Prisoner of Power inclut également une gestion de la physique et des effets environnementaux. Pour ce qui est de ces derniers, c'est très simple : marchez dans l'eau et vous êtes mort. Vous ne saviez pas que cinq centimètres d'eau contaminée pouvaient avoir raison d'un homme, comme ça, d'un seul coup ? Malheureux ! Je suppose que vous ferez plus attention, maintenant... La gestion de la physique est tout aussi désastreuse ; on s'en rend compte en voyant une pierre rouler sur une centaine de mètres ou un bâtiment s'effondrer comme un château de cartes. Mais vous n'êtes pas au bout de vos peines : le jeu permet, de temps à autre, de conduire des véhicules divers et variés (jeep, blindé...). Le problème, c'est que les développeurs ont dû programmer les routines de collision à l'issue d'une soirée arrosée à la vodka : vous pouvez donc, au volant de votre bolide, traverser allègrement la plupart des éléments du décor sans qu'il ne vous en coûte. Sachez enfin, et ce sera le mot de la fin, que Prisoner of Power propose un mode multijoueur, via Lan ou Internet, qui permet à 32 participants de s'affronter sur des maps dédiées. Si vous voulez vous venger de quelqu'un, vous savez ce qui vous reste à faire.
- Graphismes4/20
Si l'on excepte une modélisation des personnages plutôt correcte, Prisoner of Power est un véritable naufrage technique et artistique, enlaidi d'effets de flou plus que discutables.
- Jouabilité2/20
Les "combats" étant dénués de tout intérêt en raison de l'absence d'IA, le challenge se résume à désactiver des tourelles et à éviter mines et pièges vicieux.

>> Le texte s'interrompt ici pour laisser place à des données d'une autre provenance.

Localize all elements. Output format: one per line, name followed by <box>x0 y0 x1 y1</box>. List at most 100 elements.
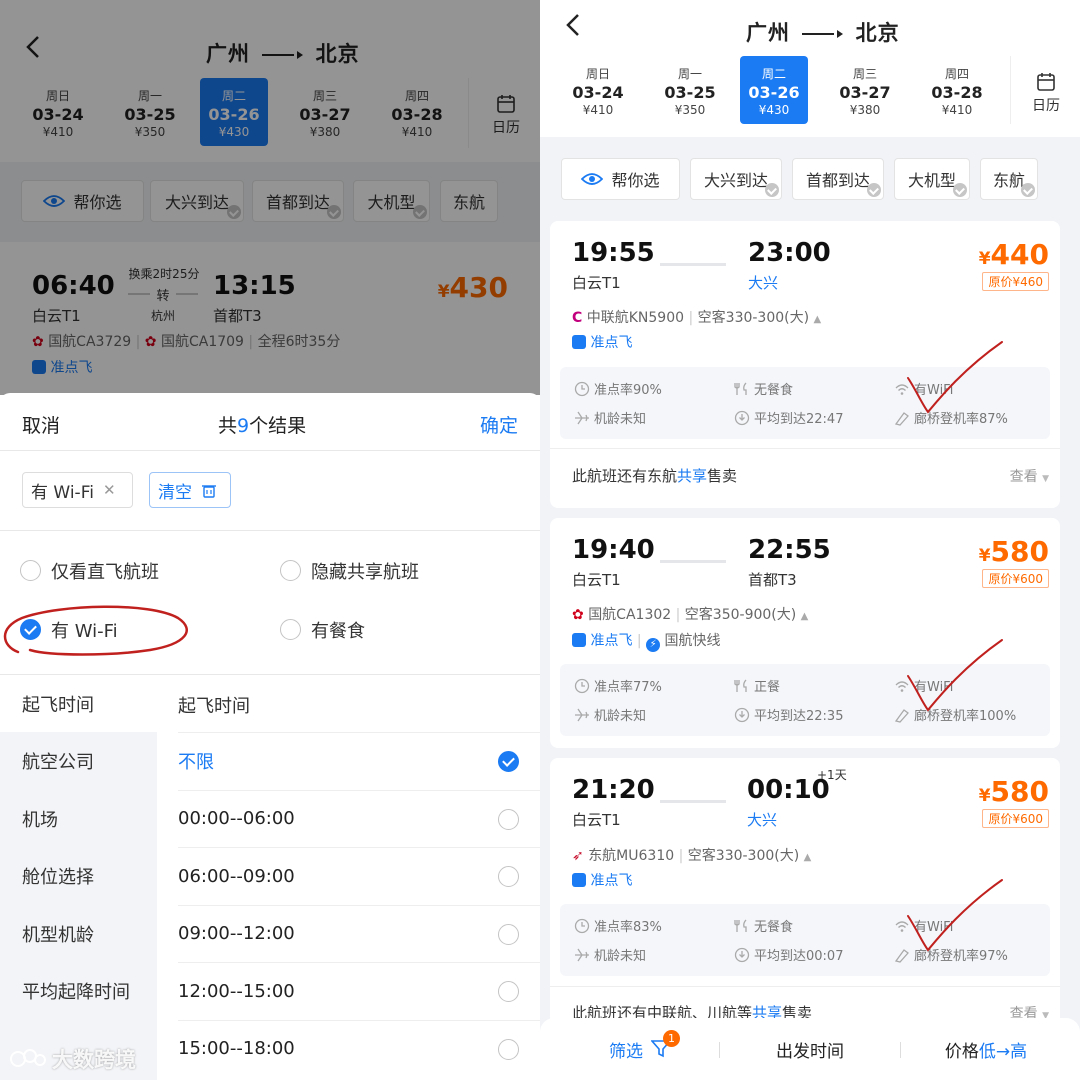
left-screen: 广州 北京 周日 03-24 ¥410 周一 03-25 ¥350 周二 03-26 ¥430 周… <box>0 0 540 1080</box>
time-option-radio[interactable] <box>498 981 519 1002</box>
meal-icon <box>734 381 750 397</box>
wifi-label[interactable]: 有 Wi-Fi <box>51 617 118 643</box>
date: 03-26 <box>748 83 800 102</box>
flight-price: ¥580 <box>978 535 1049 568</box>
sidebar-item-4[interactable]: 机型机龄 <box>0 905 157 962</box>
airline-logo-icon: ✿ <box>572 607 584 623</box>
chip-eastern[interactable]: 东航 <box>980 158 1038 200</box>
sidebar-item-2[interactable]: 机场 <box>0 790 157 847</box>
meal-label[interactable]: 有餐食 <box>311 617 365 643</box>
plane-icon <box>574 410 590 426</box>
flight-price: ¥580 <box>978 775 1049 808</box>
jetbridge-rate: 廊桥登机率97% <box>914 949 1008 964</box>
hide-share-radio[interactable] <box>280 560 301 581</box>
meal-radio[interactable] <box>280 619 301 640</box>
right-header: 广州 北京 周日 03-24 ¥410 周一 03-25 ¥350 周二 03-26 ¥430 周… <box>540 0 1080 137</box>
time-option-row[interactable]: 12:00--15:00 <box>178 962 540 1019</box>
view-codeshare-button[interactable]: 查看 ▼ <box>1010 466 1049 486</box>
meal-info: 无餐食 <box>754 383 794 398</box>
average-arrival: 平均到达00:07 <box>754 949 844 964</box>
meal-icon <box>734 678 750 694</box>
ontime-icon <box>572 633 586 647</box>
meal-icon <box>734 918 750 934</box>
lightning-icon: ⚡ <box>646 638 661 652</box>
time-option-label: 06:00--09:00 <box>178 865 295 887</box>
flight-stats: 准点率83% 无餐食 有WiFi 机龄未知 平均到达00:07 廊桥登机率97% <box>560 904 1050 976</box>
time-option-row[interactable]: 00:00--06:00 <box>178 789 540 847</box>
date-item-03-26[interactable]: 周二 03-26 ¥430 <box>740 56 808 124</box>
next-day-badge: +1天 <box>817 768 847 782</box>
clock-icon <box>574 381 590 397</box>
sidebar-item-5[interactable]: 平均起降时间 <box>0 963 157 1020</box>
hide-share-label[interactable]: 隐藏共享航班 <box>311 558 419 584</box>
result-count: 共9个结果 <box>218 415 307 437</box>
time-option-radio[interactable] <box>498 1038 519 1060</box>
time-option-row[interactable]: 不限 <box>178 732 540 789</box>
sidebar-item-3[interactable]: 舱位选择 <box>0 848 157 905</box>
route-line <box>660 263 726 266</box>
ontime-icon <box>572 873 586 887</box>
ontime-tag: 准点飞 <box>572 870 632 890</box>
jetbridge-rate: 廊桥登机率100% <box>914 709 1017 724</box>
time-option-row[interactable]: 06:00--09:00 <box>178 847 540 904</box>
date-item-03-27[interactable]: 周三 03-27 ¥380 <box>831 56 899 124</box>
sidebar-item-0[interactable]: 起飞时间 <box>0 675 157 732</box>
checked-icon[interactable] <box>498 751 519 772</box>
calendar-label: 日历 <box>1032 98 1060 114</box>
date-item-03-24[interactable]: 周日 03-24 ¥410 <box>564 56 632 124</box>
close-icon[interactable]: ✕ <box>103 481 116 499</box>
date-item-03-25[interactable]: 周一 03-25 ¥350 <box>656 56 724 124</box>
lowest-price: ¥410 <box>582 103 614 117</box>
clear-button[interactable]: 清空 <box>149 472 231 508</box>
calendar-icon <box>1036 72 1056 92</box>
route-from: 广州 <box>746 21 790 45</box>
time-option-row[interactable]: 15:00--18:00 <box>178 1019 540 1077</box>
jetbridge-icon <box>894 947 910 963</box>
ontime-rate: 准点率90% <box>594 383 662 398</box>
flight-card[interactable]: 19:40 白云T1 22:55 首都T3 ¥580 原价¥600 ✿ 国航CA… <box>550 518 1060 748</box>
check-icon <box>1021 183 1035 197</box>
selected-tag-wifi[interactable]: 有 Wi-Fi ✕ <box>22 472 133 508</box>
time-option-radio[interactable] <box>498 866 519 887</box>
wifi-radio[interactable] <box>20 619 41 640</box>
arrival-time: 22:55 <box>748 535 831 565</box>
calendar-button[interactable]: 日历 <box>1026 72 1066 115</box>
chip-label: 帮你选 <box>611 171 660 190</box>
chip-capital-arrival[interactable]: 首都到达 <box>792 158 884 200</box>
chip-daxing-arrival[interactable]: 大兴到达 <box>690 158 782 200</box>
time-option-radio[interactable] <box>498 923 519 945</box>
flight-card[interactable]: 19:55 白云T1 23:00 大兴 ¥440 原价¥460 C 中联航KN5… <box>550 221 1060 508</box>
date-item-03-28[interactable]: 周四 03-28 ¥410 <box>923 56 991 124</box>
back-arrow-icon[interactable] <box>564 12 582 38</box>
sort-departure-button[interactable]: 出发时间 <box>720 1018 900 1080</box>
check-icon <box>953 183 967 197</box>
direct-only-radio[interactable] <box>20 560 41 581</box>
time-option-row[interactable]: 09:00--12:00 <box>178 904 540 962</box>
confirm-button[interactable]: 确定 <box>480 411 518 438</box>
time-option-label: 00:00--06:00 <box>178 808 295 829</box>
check-icon <box>867 183 881 197</box>
plane-icon <box>574 707 590 723</box>
airline-logo-icon: ➶ <box>572 848 584 864</box>
departure-time: 19:40 <box>572 535 655 565</box>
chip-help-choose[interactable]: 帮你选 <box>561 158 680 200</box>
time-option-label: 不限 <box>178 752 214 773</box>
flight-card[interactable]: 21:20 白云T1 00:10 +1天 大兴 ¥580 原价¥600 ➶ 东航… <box>550 758 1060 1048</box>
modal-overlay[interactable] <box>0 0 540 395</box>
cancel-button[interactable]: 取消 <box>22 411 60 438</box>
arrival-time: 23:00 <box>748 238 831 268</box>
direct-only-label[interactable]: 仅看直飞航班 <box>51 558 159 584</box>
ontime-rate: 准点率83% <box>594 920 662 935</box>
filter-button[interactable]: 筛选 1 <box>560 1018 720 1080</box>
sidebar-item-1[interactable]: 航空公司 <box>0 733 157 790</box>
chip-large-aircraft[interactable]: 大机型 <box>894 158 970 200</box>
chip-label: 首都到达 <box>805 171 870 190</box>
sort-price-button[interactable]: 价格 低→高 <box>901 1018 1071 1080</box>
airline-info: ✿ 国航CA1302 | 空客350-900(大) ▲ <box>572 607 809 623</box>
ontime-icon <box>572 335 586 349</box>
arrival-clock-icon <box>734 707 750 723</box>
time-option-radio[interactable] <box>498 808 519 830</box>
filter-icon: 1 <box>651 1030 680 1058</box>
clear-icon <box>202 483 216 498</box>
bottom-bar: 筛选 1 出发时间 价格 低→高 <box>540 1018 1080 1080</box>
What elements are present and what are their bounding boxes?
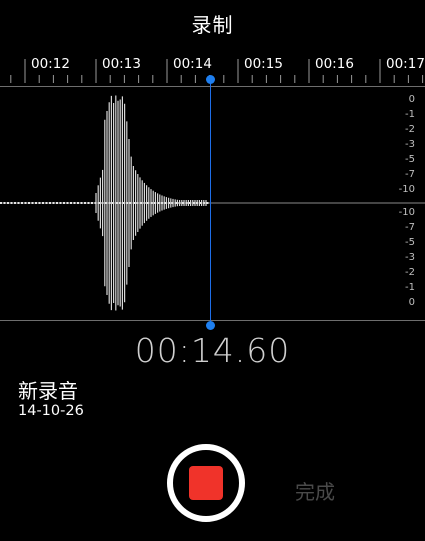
timeline-label: 00:13 — [102, 56, 141, 72]
playhead[interactable] — [210, 80, 211, 326]
playhead-top-handle[interactable] — [206, 75, 215, 84]
db-label: -3 — [405, 139, 415, 150]
db-label: -3 — [405, 252, 415, 263]
db-label: -2 — [405, 124, 415, 135]
timeline-label: 00:14 — [173, 56, 212, 72]
db-label: 0 — [408, 94, 415, 105]
db-label: -1 — [405, 109, 415, 120]
db-label: -7 — [405, 222, 415, 233]
db-label: -5 — [405, 237, 415, 248]
db-label: -1 — [405, 282, 415, 293]
timeline-label: 00:12 — [31, 56, 70, 72]
waveform-area[interactable] — [0, 86, 425, 322]
stop-recording-button[interactable] — [167, 444, 245, 522]
recording-name[interactable]: 新录音 — [18, 375, 78, 404]
stop-icon — [189, 466, 223, 500]
timeline-label: 00:15 — [244, 56, 283, 72]
elapsed-time: 00:14.60 — [134, 331, 291, 370]
db-label: -10 — [398, 207, 415, 218]
db-label: -7 — [405, 169, 415, 180]
page-title: 录制 — [191, 13, 234, 37]
recording-date: 14-10-26 — [18, 403, 84, 419]
db-label: -2 — [405, 267, 415, 278]
playhead-bottom-handle[interactable] — [206, 321, 215, 330]
db-label: -5 — [405, 154, 415, 165]
db-label: 0 — [408, 297, 415, 308]
db-label: -10 — [398, 184, 415, 195]
waveform — [0, 95, 425, 311]
done-button[interactable]: 完成 — [295, 476, 335, 505]
timeline-label: 00:17 — [386, 56, 425, 72]
timeline-label: 00:16 — [315, 56, 354, 72]
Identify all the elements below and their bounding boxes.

Vive l'invention des quick saves !
- Durée de vie1/20
Combien de temps passerez-vous à regarder vos ennemis se laisser descendre sans réagir ? Reste le multi, mais qui sera assez fou pour se laisser tenter par l'expérience ?
- Bande son3/20
Le thème musical assez dynamique présent dans les menus laisse la place en jeu aux sonorités environnementales. Hélas, les bruitages sont au mieux fades et au pire catastrophiques.
- Scénario2/20
Malgré ce que laisse augurer la cinématique d'introduction et vos premières rencontres avec les PNJ, l'histoire est bien la dernière des préoccupations de Prisoner of Power.
Comment conclure sur Prisoner of Power ? Prendre un ton sarcastique devant ses multiples tares, dont certaines prêtent à sourire ? Se montrer scandalisé qu'un jeu pareil puisse se vendre, contre des euros qui plus est ? On se limitera à vous déconseiller cet achat.